Ottawa, Mar 25: Former Olympic athlete Myriam Bedard has made some startling allegations about the federal sponsorship program.
She's told a Parliamentary committee that she heard Formula One racer Jacques Villeneuve was paid $12-million dollars U.S. from a secret fund to wear the Canada logo on his racing suit.
She says she was given the information during a visit to the Montreal Grand Prix in 1997 or 1998. Bedard cited her agent, Jean-Marc St-Pierre, as the source of her ``top secret'' information about Villeneuve but admitted she couldn't confirm if it was true.
St-Pierre, however, told RDS that Villeneuve's name never came up in his discussions with Bedard. He also said he didn't remember Villeneuve actually having such a logo on his racing suit.
Bedard also says she was told by former Via president Marc LeFrancois in 2001 that Groupaction -- an ad company at the heart of the scandal -- was involved in drug dealing.

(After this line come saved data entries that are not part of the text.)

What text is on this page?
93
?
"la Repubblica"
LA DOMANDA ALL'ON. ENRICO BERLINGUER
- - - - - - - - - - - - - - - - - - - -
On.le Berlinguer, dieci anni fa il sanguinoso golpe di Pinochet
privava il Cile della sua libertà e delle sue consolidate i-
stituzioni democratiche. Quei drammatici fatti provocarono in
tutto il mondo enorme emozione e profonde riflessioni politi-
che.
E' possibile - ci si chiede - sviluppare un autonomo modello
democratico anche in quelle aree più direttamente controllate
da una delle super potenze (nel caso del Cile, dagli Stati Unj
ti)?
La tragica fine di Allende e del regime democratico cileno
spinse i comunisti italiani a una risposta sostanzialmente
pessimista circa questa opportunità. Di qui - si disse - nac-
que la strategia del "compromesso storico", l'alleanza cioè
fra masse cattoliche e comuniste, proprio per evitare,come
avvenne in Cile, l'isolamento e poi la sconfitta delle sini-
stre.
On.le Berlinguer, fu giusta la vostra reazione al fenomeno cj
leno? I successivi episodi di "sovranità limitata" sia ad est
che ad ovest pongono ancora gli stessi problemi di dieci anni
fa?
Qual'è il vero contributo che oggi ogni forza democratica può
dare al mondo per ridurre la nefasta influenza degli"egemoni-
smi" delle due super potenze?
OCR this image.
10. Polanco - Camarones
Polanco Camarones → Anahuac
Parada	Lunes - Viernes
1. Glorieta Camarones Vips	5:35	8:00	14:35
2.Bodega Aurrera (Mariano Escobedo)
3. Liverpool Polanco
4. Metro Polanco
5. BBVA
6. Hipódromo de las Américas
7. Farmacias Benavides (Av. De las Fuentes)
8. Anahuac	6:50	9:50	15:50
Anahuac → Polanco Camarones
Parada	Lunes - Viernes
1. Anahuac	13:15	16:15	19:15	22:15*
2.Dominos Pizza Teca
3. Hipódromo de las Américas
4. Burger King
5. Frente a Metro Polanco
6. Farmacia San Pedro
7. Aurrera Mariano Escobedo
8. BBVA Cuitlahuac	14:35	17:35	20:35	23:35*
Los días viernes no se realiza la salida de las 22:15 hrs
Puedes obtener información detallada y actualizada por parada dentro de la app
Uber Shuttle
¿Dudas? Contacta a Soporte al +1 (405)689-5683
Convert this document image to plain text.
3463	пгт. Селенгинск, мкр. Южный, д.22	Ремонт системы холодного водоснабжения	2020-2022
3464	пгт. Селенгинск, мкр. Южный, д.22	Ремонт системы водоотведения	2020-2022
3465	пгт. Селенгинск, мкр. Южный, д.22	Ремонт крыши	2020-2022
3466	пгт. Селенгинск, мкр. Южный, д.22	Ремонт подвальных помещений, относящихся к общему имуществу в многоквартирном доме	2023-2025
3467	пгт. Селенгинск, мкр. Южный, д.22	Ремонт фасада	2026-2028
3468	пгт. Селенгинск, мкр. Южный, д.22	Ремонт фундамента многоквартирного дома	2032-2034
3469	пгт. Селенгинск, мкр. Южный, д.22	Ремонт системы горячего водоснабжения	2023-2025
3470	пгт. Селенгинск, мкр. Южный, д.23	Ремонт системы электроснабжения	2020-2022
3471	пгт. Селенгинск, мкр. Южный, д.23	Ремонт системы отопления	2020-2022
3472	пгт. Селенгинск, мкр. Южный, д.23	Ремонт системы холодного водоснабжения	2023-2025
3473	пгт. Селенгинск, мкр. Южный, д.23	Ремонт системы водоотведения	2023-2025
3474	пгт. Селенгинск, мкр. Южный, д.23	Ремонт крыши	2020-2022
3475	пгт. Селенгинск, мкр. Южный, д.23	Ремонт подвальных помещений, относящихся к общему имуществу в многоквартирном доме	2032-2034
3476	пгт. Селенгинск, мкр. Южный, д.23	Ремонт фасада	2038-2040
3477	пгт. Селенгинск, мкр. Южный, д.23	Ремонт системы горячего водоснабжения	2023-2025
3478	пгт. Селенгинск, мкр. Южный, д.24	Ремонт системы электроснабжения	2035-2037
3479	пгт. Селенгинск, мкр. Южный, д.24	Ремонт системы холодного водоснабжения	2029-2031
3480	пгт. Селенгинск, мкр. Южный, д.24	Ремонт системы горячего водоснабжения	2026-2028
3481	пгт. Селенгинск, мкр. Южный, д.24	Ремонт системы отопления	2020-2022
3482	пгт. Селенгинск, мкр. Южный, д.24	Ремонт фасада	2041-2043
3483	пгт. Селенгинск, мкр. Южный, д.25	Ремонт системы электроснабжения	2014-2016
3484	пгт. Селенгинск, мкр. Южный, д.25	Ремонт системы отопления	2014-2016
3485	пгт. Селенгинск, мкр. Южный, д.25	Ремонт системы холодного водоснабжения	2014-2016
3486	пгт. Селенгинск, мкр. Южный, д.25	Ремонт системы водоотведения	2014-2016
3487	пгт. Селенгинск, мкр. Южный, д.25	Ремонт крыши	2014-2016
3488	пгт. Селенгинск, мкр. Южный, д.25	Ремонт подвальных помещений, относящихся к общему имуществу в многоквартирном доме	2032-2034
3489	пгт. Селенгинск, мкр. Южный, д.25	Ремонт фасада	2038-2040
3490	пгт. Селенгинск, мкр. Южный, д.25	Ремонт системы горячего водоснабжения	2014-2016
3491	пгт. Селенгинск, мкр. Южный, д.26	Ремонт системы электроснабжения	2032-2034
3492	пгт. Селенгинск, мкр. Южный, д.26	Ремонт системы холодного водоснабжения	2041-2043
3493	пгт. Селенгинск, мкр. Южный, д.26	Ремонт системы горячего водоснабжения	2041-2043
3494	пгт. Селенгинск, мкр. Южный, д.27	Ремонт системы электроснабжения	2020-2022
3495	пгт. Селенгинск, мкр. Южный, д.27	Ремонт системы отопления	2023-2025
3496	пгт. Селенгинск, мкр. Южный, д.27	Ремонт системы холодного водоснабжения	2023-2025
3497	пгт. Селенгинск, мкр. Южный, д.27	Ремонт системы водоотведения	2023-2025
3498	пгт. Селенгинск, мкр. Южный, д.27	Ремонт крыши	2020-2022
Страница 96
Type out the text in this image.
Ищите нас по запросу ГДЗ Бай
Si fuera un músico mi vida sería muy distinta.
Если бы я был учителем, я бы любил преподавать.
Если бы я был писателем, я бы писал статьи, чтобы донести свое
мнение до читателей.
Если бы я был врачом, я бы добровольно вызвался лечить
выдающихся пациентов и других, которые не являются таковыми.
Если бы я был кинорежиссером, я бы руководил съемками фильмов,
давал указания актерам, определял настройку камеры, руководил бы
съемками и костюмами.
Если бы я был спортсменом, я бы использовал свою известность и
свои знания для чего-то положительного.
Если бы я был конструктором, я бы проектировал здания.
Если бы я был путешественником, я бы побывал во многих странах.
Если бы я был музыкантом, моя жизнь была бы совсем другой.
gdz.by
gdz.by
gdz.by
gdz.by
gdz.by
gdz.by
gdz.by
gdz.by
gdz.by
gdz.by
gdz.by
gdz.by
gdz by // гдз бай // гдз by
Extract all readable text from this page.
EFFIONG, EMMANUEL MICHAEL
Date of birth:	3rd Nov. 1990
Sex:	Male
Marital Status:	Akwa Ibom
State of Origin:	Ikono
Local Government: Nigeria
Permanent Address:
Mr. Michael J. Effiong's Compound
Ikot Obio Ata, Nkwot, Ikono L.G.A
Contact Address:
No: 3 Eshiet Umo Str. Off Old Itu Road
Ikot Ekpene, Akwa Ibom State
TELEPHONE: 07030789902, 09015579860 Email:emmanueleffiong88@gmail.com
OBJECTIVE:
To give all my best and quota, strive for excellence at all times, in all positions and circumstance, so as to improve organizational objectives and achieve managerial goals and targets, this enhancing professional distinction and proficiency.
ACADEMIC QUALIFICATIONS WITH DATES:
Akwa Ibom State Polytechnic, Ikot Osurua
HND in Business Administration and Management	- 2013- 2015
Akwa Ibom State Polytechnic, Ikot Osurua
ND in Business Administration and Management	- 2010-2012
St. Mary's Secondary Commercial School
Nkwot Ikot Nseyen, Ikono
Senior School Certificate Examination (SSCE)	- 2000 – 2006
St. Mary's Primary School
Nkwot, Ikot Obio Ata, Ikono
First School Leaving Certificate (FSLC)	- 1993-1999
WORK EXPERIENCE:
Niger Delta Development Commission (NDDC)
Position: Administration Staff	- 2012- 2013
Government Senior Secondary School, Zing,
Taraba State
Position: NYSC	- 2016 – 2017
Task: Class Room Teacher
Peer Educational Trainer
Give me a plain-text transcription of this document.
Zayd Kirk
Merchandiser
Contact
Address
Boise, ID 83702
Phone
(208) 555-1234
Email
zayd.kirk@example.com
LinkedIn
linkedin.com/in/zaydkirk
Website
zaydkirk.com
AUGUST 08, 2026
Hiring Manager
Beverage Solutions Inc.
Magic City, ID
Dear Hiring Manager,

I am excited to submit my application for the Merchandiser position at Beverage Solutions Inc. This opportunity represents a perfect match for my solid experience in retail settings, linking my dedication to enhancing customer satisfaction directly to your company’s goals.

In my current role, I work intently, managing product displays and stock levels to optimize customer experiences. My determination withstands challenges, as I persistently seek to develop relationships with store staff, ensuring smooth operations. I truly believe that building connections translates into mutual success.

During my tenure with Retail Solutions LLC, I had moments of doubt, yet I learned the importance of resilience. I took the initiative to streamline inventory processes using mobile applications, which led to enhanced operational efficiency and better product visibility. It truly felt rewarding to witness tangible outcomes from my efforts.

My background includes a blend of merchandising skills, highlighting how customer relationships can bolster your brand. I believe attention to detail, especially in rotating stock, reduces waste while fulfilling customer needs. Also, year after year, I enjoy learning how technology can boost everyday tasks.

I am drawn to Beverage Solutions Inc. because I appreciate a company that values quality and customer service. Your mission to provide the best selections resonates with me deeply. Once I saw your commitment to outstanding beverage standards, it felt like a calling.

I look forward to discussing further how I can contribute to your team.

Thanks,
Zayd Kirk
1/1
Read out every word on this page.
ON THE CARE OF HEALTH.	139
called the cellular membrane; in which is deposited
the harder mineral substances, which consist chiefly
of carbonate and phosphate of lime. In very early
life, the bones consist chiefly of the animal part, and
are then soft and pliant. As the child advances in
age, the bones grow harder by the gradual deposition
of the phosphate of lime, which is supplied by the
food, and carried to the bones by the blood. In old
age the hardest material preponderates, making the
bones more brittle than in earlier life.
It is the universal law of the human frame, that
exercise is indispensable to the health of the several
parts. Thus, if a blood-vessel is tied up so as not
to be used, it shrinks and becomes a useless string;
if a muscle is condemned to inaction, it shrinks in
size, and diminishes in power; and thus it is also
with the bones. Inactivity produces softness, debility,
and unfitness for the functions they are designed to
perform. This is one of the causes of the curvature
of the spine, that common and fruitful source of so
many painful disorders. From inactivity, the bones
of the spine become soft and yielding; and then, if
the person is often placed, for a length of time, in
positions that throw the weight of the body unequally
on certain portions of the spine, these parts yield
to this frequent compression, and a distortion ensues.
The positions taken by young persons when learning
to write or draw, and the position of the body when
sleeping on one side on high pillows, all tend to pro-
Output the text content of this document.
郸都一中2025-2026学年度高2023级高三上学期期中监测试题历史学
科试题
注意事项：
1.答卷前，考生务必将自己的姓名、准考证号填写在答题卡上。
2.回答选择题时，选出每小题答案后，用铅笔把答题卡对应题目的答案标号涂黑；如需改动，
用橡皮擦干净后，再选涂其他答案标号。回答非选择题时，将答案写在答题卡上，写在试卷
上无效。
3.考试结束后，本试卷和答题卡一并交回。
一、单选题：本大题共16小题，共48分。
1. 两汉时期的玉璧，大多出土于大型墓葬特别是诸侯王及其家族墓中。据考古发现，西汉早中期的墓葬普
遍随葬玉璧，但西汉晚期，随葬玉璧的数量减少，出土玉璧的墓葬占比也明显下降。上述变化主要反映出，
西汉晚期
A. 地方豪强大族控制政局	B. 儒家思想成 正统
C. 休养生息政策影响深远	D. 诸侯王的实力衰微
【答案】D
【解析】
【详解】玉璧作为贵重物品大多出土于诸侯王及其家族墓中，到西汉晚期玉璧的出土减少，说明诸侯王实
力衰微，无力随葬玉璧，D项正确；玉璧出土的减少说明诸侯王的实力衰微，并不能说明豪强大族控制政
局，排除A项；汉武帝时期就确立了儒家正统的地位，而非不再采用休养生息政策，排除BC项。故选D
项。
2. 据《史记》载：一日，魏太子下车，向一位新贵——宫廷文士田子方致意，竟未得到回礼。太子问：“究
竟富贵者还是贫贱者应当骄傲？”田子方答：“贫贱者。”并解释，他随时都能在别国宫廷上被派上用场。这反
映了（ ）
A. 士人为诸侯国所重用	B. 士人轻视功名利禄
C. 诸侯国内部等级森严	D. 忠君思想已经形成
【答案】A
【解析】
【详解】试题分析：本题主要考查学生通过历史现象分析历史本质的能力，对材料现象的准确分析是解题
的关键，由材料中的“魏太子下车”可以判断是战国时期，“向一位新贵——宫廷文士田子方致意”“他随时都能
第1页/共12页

A week later, she says he told her to forget what he said. Groupaction president Jean Brault denied late Wednesday his company had any involvement in drug dealing. Brault described the allegations of drug trafficking made by Bedard as ``outrageous.''



``This allegation is completely false and was made without one element of proof, without one iota of truth,'' he said, indicating he may sue.



Bedard sparked a political storm in February when she announced she'd been forced from her marketing job at Via Rail in 2002 after questioning inflated payments under the sponsorship program. LeFrancois was fired this month by the Liberal government after responding to Bedard's accusations with personal remarks about her character.